I wish it were so for our economy. I agree with you there will be stagflation. I think the “stag” part has greater than 90% probability. As for the “flation” part, “in…” may have a 60% probability; but, “de…” may have a 30% chance, too. We really have to be on guard for both possibilities. These times are quite uncertain.
None of us wants to see a major depression, but in the one of ’29, prices fell. Time will tell. Best wishes through it all, — Stan
“Printing that much currency will cause the value of money to depreciate” —S&T;[#12]
The Fed’s action involves no printing of currency. The amount of currency (paper money and coins) outstanding will remain the same: about $780 billion. http://www.federalreserve.gov/releases/h6/current/default.htm
“Who cares what the interest rates are if the banks aren’t lending?”

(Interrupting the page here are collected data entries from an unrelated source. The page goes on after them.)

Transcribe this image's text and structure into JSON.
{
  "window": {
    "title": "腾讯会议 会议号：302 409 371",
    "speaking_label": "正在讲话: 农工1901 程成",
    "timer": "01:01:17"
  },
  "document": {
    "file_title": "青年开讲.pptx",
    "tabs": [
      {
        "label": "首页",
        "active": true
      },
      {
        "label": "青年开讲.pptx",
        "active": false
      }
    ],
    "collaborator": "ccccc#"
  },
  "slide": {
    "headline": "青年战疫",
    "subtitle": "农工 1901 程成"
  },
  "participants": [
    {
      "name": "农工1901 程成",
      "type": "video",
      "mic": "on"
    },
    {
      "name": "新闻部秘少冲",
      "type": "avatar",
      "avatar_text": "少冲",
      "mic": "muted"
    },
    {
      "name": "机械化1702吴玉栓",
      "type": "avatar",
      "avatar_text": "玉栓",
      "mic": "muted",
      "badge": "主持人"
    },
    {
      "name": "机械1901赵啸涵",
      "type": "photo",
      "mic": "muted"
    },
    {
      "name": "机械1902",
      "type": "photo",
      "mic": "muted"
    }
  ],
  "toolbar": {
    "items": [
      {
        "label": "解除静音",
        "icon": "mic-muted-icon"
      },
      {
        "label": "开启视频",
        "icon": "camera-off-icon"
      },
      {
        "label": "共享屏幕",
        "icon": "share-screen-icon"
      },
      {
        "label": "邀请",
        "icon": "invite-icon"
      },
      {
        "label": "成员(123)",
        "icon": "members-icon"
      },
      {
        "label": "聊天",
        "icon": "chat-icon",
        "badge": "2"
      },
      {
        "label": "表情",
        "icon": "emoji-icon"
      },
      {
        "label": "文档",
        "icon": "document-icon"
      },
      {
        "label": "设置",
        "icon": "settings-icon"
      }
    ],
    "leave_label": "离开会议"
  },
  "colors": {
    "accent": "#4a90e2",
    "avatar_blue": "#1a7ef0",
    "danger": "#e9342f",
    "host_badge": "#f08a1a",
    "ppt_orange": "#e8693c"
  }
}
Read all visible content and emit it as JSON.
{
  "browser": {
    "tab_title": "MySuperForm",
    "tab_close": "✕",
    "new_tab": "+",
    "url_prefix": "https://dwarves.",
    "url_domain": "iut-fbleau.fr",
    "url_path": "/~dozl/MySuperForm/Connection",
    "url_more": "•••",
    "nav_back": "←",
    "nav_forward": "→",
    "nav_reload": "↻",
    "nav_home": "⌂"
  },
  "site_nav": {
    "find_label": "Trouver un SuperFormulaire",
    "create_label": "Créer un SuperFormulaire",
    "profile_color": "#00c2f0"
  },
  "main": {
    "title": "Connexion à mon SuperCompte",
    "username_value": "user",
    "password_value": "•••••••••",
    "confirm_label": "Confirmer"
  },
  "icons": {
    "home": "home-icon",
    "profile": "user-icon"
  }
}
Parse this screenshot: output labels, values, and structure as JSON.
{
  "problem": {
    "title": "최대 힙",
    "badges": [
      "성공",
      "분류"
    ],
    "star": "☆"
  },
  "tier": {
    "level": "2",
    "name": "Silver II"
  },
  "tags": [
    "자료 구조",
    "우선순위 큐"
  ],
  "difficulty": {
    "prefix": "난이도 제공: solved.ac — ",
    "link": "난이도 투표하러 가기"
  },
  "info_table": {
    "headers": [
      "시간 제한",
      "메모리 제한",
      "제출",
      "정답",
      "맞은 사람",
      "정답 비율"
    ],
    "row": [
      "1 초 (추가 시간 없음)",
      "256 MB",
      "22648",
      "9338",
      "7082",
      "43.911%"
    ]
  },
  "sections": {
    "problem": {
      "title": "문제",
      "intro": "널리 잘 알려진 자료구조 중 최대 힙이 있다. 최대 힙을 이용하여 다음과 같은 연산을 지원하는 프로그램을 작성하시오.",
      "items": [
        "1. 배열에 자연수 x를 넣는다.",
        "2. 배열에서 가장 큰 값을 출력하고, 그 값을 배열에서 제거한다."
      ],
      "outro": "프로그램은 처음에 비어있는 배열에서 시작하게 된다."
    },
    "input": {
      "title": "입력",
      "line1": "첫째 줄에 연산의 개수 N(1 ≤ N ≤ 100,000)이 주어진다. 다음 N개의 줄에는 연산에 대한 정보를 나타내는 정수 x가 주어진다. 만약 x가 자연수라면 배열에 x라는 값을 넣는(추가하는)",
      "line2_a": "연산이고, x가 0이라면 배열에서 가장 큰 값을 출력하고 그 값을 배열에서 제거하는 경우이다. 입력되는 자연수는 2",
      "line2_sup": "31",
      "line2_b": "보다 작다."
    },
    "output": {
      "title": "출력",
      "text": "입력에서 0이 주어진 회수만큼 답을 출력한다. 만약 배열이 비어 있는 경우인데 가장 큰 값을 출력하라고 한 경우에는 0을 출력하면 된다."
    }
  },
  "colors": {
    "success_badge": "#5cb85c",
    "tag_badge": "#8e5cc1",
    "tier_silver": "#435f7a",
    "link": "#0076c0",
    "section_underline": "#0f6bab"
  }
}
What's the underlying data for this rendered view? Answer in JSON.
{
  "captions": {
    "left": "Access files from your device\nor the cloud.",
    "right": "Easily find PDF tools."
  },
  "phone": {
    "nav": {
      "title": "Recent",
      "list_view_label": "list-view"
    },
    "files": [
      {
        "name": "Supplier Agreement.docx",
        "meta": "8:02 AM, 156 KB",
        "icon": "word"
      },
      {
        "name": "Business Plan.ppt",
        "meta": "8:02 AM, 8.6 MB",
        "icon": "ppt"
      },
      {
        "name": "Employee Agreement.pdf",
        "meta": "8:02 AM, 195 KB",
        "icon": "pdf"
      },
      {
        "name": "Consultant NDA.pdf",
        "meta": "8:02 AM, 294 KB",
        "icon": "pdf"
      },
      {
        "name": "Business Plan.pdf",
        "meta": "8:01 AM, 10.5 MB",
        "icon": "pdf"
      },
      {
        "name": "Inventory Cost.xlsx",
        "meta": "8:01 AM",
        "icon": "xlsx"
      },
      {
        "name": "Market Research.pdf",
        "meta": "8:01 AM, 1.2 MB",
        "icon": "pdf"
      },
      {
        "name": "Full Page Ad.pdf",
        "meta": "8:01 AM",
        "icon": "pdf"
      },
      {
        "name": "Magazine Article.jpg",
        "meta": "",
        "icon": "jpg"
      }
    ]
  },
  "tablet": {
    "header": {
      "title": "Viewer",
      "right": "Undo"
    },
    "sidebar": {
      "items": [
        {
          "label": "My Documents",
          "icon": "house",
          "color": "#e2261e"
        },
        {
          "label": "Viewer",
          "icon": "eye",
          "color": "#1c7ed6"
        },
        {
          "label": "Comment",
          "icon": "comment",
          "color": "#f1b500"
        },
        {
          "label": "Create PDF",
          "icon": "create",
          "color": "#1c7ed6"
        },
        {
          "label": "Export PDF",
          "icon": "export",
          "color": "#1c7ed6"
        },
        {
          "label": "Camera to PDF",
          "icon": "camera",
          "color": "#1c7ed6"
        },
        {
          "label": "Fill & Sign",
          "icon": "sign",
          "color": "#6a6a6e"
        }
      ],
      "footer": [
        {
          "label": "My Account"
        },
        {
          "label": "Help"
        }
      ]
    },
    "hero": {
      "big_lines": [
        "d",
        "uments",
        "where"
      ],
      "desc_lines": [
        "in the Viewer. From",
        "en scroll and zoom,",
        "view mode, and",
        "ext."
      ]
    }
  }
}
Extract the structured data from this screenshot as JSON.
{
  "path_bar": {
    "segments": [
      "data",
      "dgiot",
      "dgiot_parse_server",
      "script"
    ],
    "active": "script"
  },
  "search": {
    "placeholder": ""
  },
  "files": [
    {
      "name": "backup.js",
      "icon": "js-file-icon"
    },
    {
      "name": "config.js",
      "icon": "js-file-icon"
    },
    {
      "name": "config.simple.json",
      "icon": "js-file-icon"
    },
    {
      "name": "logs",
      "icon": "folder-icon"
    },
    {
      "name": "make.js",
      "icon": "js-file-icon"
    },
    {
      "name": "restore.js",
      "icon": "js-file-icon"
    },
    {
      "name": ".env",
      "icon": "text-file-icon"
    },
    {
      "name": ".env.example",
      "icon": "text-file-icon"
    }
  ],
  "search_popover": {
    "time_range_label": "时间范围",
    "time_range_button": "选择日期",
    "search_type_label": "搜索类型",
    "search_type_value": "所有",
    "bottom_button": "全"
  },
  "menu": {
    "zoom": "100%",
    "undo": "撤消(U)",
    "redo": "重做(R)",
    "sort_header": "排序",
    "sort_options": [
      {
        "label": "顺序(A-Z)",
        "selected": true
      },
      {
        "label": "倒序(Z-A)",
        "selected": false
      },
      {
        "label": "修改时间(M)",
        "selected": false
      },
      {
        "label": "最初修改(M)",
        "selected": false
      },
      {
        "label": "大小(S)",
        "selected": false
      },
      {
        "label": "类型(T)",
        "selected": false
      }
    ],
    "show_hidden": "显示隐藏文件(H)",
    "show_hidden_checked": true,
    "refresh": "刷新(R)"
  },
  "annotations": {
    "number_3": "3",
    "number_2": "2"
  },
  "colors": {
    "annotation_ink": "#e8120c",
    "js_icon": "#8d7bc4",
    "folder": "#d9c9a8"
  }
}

The lower banks’ cost of funds, the higher the return banks stand to make if they do lend. The prospect of higher returns should, at the margin, encourage more lending.
#16
And therein is the fundamental problem. A central committee of economists can no more determine what the banks’ cost of funds should be than they could the cost of tractor parts in the Soviet Union. Only the market process can set the clearing price for money.